Member of the New York State Assembly for New York City
- In office July 1, 1796 – June 30, 1797

Personal details
- Born: Jacobus Roosevelt III January 10, 1760 New York City
- Died: February 6, 1847 (aged 87) Hyde Park, New York, U.S.
- Party: Federalist Party
- Spouses: ; Maria Eliza Walton ​ ​(m. 1786; died 1810)​ ; Catharine Elizabeth Barclay ​ ​(m. 1812; died 1816)​ ; Harriet Howland ​(m. 1821)​
- Relations: See Roosevelt family
- Children: 13, including Isaac
- Parent(s): Isaac Roosevelt Cornelia Hoffman
- Alma mater: Princeton College (1780)
- Occupation: Businessman and Politician

= James Roosevelt (1760–1847) =

American businessman

Jacobus "James" Roosevelt III (January 10, 1760 – February 6, 1847) was an American businessman and politician from New York City. A member of the Roosevelt family, he was the son of Isaac Roosevelt and great-grandfather of President Franklin D. Roosevelt.

==Early life==
Jacobus Roosevelt III was born on January 10, 1760, in New York City to Isaac Roosevelt (1726–1794) and Cornelia Hoffman. Isaac was the great-grandson of Claes Maartenszen Van Rosenvelt, the first Roosevelt in America. He was baptized on January 23, 1760, and graduated from Princeton University in 1780.

==Career==
Roosevelt, like his father, was a sugar-refiner. A banker in post-revolutionary New York, he amassed a large fortune in addition to his inheritance. He worked out of 333 Pearl Street under the firm of C. J. & H. Roosevelt. He was an active Federalist; he served in the New York State Assembly in 1796 and 1797 and was an alderman in the New York City Council for the Fourth Ward in 1809.

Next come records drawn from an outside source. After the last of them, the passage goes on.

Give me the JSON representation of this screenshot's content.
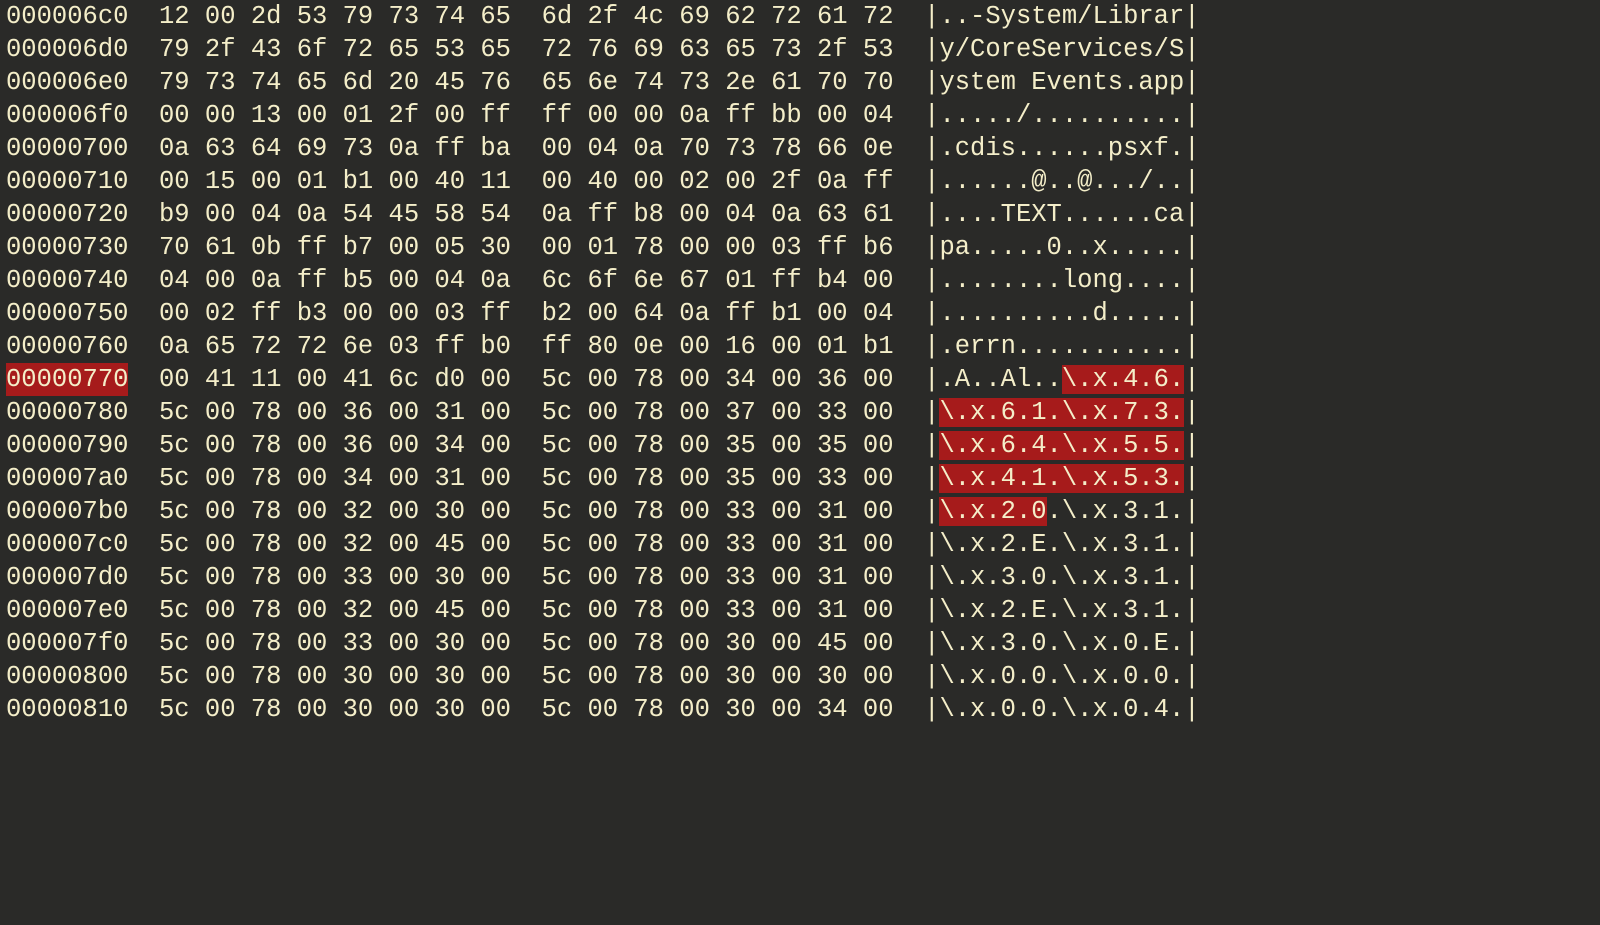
{
  "rows": [
    {
      "offset": "000006c0",
      "hex_left": "12 00 2d 53 79 73 74 65",
      "hex_right": "6d 2f 4c 69 62 72 61 72",
      "ascii": [
        {
          "t": "..-System/Librar"
        }
      ]
    },
    {
      "offset": "000006d0",
      "hex_left": "79 2f 43 6f 72 65 53 65",
      "hex_right": "72 76 69 63 65 73 2f 53",
      "ascii": [
        {
          "t": "y/CoreServices/S"
        }
      ]
    },
    {
      "offset": "000006e0",
      "hex_left": "79 73 74 65 6d 20 45 76",
      "hex_right": "65 6e 74 73 2e 61 70 70",
      "ascii": [
        {
          "t": "ystem Events.app"
        }
      ]
    },
    {
      "offset": "000006f0",
      "hex_left": "00 00 13 00 01 2f 00 ff",
      "hex_right": "ff 00 00 0a ff bb 00 04",
      "ascii": [
        {
          "t": "...../.........."
        }
      ]
    },
    {
      "offset": "00000700",
      "hex_left": "0a 63 64 69 73 0a ff ba",
      "hex_right": "00 04 0a 70 73 78 66 0e",
      "ascii": [
        {
          "t": ".cdis......psxf."
        }
      ]
    },
    {
      "offset": "00000710",
      "hex_left": "00 15 00 01 b1 00 40 11",
      "hex_right": "00 40 00 02 00 2f 0a ff",
      "ascii": [
        {
          "t": "......@..@.../.."
        }
      ]
    },
    {
      "offset": "00000720",
      "hex_left": "b9 00 04 0a 54 45 58 54",
      "hex_right": "0a ff b8 00 04 0a 63 61",
      "ascii": [
        {
          "t": "....TEXT......ca"
        }
      ]
    },
    {
      "offset": "00000730",
      "hex_left": "70 61 0b ff b7 00 05 30",
      "hex_right": "00 01 78 00 00 03 ff b6",
      "ascii": [
        {
          "t": "pa.....0..x....."
        }
      ]
    },
    {
      "offset": "00000740",
      "hex_left": "04 00 0a ff b5 00 04 0a",
      "hex_right": "6c 6f 6e 67 01 ff b4 00",
      "ascii": [
        {
          "t": "........long...."
        }
      ]
    },
    {
      "offset": "00000750",
      "hex_left": "00 02 ff b3 00 00 03 ff",
      "hex_right": "b2 00 64 0a ff b1 00 04",
      "ascii": [
        {
          "t": "..........d....."
        }
      ]
    },
    {
      "offset": "00000760",
      "hex_left": "0a 65 72 72 6e 03 ff b0",
      "hex_right": "ff 80 0e 00 16 00 01 b1",
      "ascii": [
        {
          "t": ".errn..........."
        }
      ]
    },
    {
      "offset": "00000770",
      "offset_hl": true,
      "hex_left": "00 41 11 00 41 6c d0 00",
      "hex_right": "5c 00 78 00 34 00 36 00",
      "ascii": [
        {
          "t": ".A..Al.."
        },
        {
          "t": "\\.x.4.6.",
          "hl": true
        }
      ]
    },
    {
      "offset": "00000780",
      "hex_left": "5c 00 78 00 36 00 31 00",
      "hex_right": "5c 00 78 00 37 00 33 00",
      "ascii": [
        {
          "t": "\\.x.6.1.\\.x.7.3.",
          "hl": true
        }
      ]
    },
    {
      "offset": "00000790",
      "hex_left": "5c 00 78 00 36 00 34 00",
      "hex_right": "5c 00 78 00 35 00 35 00",
      "ascii": [
        {
          "t": "\\.x.6.4.\\.x.5.5.",
          "hl": true
        }
      ]
    },
    {
      "offset": "000007a0",
      "hex_left": "5c 00 78 00 34 00 31 00",
      "hex_right": "5c 00 78 00 35 00 33 00",
      "ascii": [
        {
          "t": "\\.x.4.1.\\.x.5.3.",
          "hl": true
        }
      ]
    },
    {
      "offset": "000007b0",
      "hex_left": "5c 00 78 00 32 00 30 00",
      "hex_right": "5c 00 78 00 33 00 31 00",
      "ascii": [
        {
          "t": "\\.x.2.0",
          "hl": true
        },
        {
          "t": ".\\.x.3.1."
        }
      ]
    },
    {
      "offset": "000007c0",
      "hex_left": "5c 00 78 00 32 00 45 00",
      "hex_right": "5c 00 78 00 33 00 31 00",
      "ascii": [
        {
          "t": "\\.x.2.E.\\.x.3.1."
        }
      ]
    },
    {
      "offset": "000007d0",
      "hex_left": "5c 00 78 00 33 00 30 00",
      "hex_right": "5c 00 78 00 33 00 31 00",
      "ascii": [
        {
          "t": "\\.x.3.0.\\.x.3.1."
        }
      ]
    },
    {
      "offset": "000007e0",
      "hex_left": "5c 00 78 00 32 00 45 00",
      "hex_right": "5c 00 78 00 33 00 31 00",
      "ascii": [
        {
          "t": "\\.x.2.E.\\.x.3.1."
        }
      ]
    },
    {
      "offset": "000007f0",
      "hex_left": "5c 00 78 00 33 00 30 00",
      "hex_right": "5c 00 78 00 30 00 45 00",
      "ascii": [
        {
          "t": "\\.x.3.0.\\.x.0.E."
        }
      ]
    },
    {
      "offset": "00000800",
      "hex_left": "5c 00 78 00 30 00 30 00",
      "hex_right": "5c 00 78 00 30 00 30 00",
      "ascii": [
        {
          "t": "\\.x.0.0.\\.x.0.0."
        }
      ]
    },
    {
      "offset": "00000810",
      "hex_left": "5c 00 78 00 30 00 30 00",
      "hex_right": "5c 00 78 00 30 00 34 00",
      "ascii": [
        {
          "t": "\\.x.0.0.\\.x.0.4."
        }
      ]
    }
  ]
}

His interest in politics was less than previous Roosevelts, including his father; he was the last of his branch of the family to engage in politics until his great-grandson, Franklin Delano Roosevelt. He engaged in some philanthropy with the large fortune he acquired through business. He was also involved in the Bank of New York like his father, but was never its president.

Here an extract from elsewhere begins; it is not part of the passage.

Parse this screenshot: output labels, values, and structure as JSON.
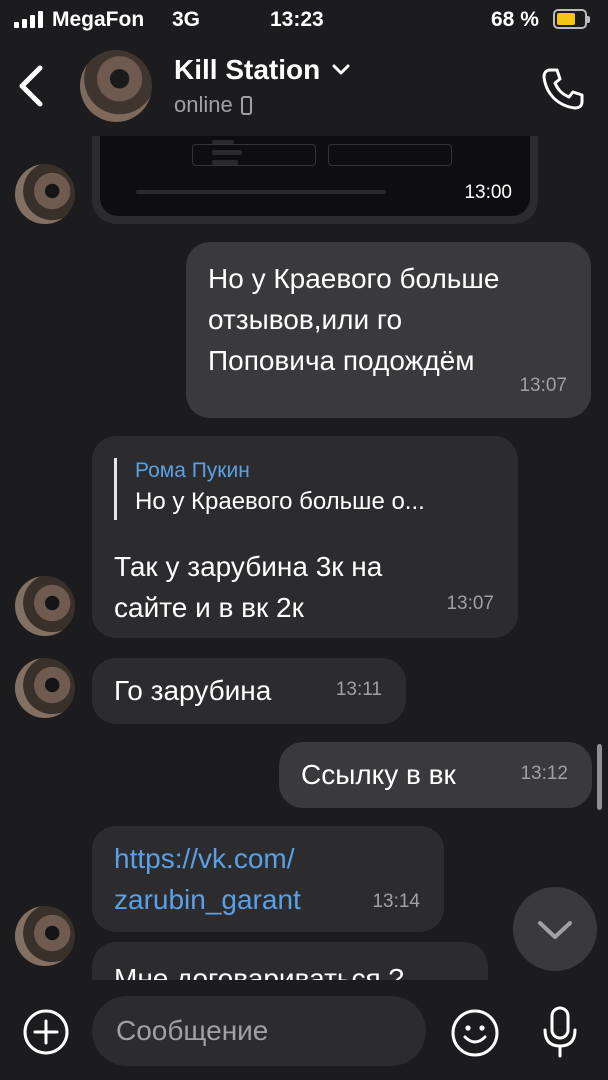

At one point, he owned stony farmland at Harlem, now occupied by 120 city blocks between 110th and 125th streets and Fifth Avenue and the East River. He sold it for $25,000, partly to John Jacob Astor. In 1819, Roosevelt removed to Poughkeepsie and bought a large tract of land on the Hudson River called Mount Hope.

==Personal life==
Roosevelt married three times and, in total, had 13 children, several of whom died young. His first marriage took place on November 15, 1786 in New York City to Maria Eliza Walton (1769–1810), the daughter of Admiral Gerard Walton (died 1821) and a descendant of Wilhelmus Beekman, who was the treasurer of the Dutch West India Company, mayor of New York City, governor of Delaware from 1653 to 1664, and governor of Pennsylvania from 1658 to 1663. Their children who survived infancy were:
- Isaac Roosevelt (1790–1863), who married Mary Rebecca Aspinwall (1809–1886).
- Grace Roosevelt (1792–1828), who married Guy Carlton Bayley (1786–1859), the son of Richard Bayley.
- James Roosevelt (1794–1823)
- Walton Roosevelt (1796–1836)
- Edward Roosevelt (1799–1832)
- Richard Varick Roosevelt (1801–1835), who married Anna Maria Lyle on April 23, 1823.
- Hamilton Roosevelt (1805–1827), who died at sea on a trip from Mexico
- Henry Walton Roosevelt (1809–1827)

After Walton's death in 1810, he married on September 2, 1812, for the second time to Catharine Elizabeth Barclay (c. 1783–1816) in New York City. Before her death in 1816, they had:
- Susan Barclay Roosevelt (1813–1867), died without issue
- James Barclay Roosevelt (b. 1815), died without issue

After Barclay's death in 1816, he married for the third and final time on January 29, 1821, to Harriet Howland (1784–1856), a descendant of John Howland, a signor of the Mayflower Compact.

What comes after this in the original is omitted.